Die Untersuchung mit dem Kernspin hält er deswegen für so bedeutend, weil dieses Gerät ohne Röntgenstrahlung arbeitet, im Gegensatz zum Computertomografen. Eine Strahlenbelastung der Patienten im Rahmen einer Vorsorgeuntersuchung hält der Mediziner auch für äußerst problematisch. Ein Mehrzeilen-CT (ein sogenannter 64-Zeilen-Computertomograf) hinterlässt bei den Patienten z. B. eine Lungenbelastung, die der von 500 bis 1000 konventionellen Röntgenbildern der Lunge entspricht, sagt Ostendorf. Eine Studie von 2007 geht davon aus, dass bei den Karzinomen in den Vereinigten Staaten 1,5 bis zwei Prozent durch CT-Untersuchungen verursacht sind. Die Strahlenbelastung durch die Computertomografie wird häufig unterschätzt, belegt auch eine Studie der Uni Bochum. Deshalb sei ein Kernspin vorzuziehen, auch wenn das Gerät in der Anschaffung teurer ist und die Auswertung der Bilder schwieriger sein kann. Dafür erhält der Arzt aber auch Antwort auf Fragen, die mit der CT-Untersuchung und auch einer invasiven Koronarangiografie oft nicht beantwortet werden können.

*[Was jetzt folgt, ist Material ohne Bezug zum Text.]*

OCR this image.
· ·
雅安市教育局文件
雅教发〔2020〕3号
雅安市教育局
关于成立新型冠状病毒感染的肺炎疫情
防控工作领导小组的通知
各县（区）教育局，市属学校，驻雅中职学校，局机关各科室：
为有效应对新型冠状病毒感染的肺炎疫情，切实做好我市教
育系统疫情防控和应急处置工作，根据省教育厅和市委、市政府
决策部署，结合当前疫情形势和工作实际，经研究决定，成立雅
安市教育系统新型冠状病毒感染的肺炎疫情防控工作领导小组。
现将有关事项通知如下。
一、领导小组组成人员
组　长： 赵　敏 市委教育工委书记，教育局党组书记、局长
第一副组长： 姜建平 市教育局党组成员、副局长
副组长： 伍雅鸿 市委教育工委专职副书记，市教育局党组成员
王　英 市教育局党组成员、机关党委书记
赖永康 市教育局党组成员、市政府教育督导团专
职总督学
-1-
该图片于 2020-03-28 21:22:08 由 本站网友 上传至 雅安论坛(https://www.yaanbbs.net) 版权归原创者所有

Ostendorf schildert einen aktuellen Fall: Ein 43 Jahre alter Mann kommt als Notfall abends ins Marienkrankenhaus. Er hat typische Symptome eines Herzinfarktes. In der Kernspintomografie können die Diagnostiker aber nicht die typischen Veränderungen der Muskulatur wie bei einem Herzinfarkt entdecken. Dafür stoßen sie bei der Auswertung der Aufnahmen am Computer auf "Herde innerhalb der Arbeitsmuskulatur, die sehr typisch waren".

Ostendorf: "Die Ursache war eine Myokarditis, also eine akute Entzündung des Herzmuskels." Mit dieser Gewissheit konnte die Katheteruntersuchung wegfallen. Völlige Ruhe und entzündungshemmende Medikamente ließen ihn wieder gesund werden. Eine Herzmuskelentzündung kann schnell lebensgefährlich werden, wenn sie nicht frühzeitig erkannt wird. Andererseits heilt sie bei Therapie in 95 Prozent der Fälle folgenlos aus.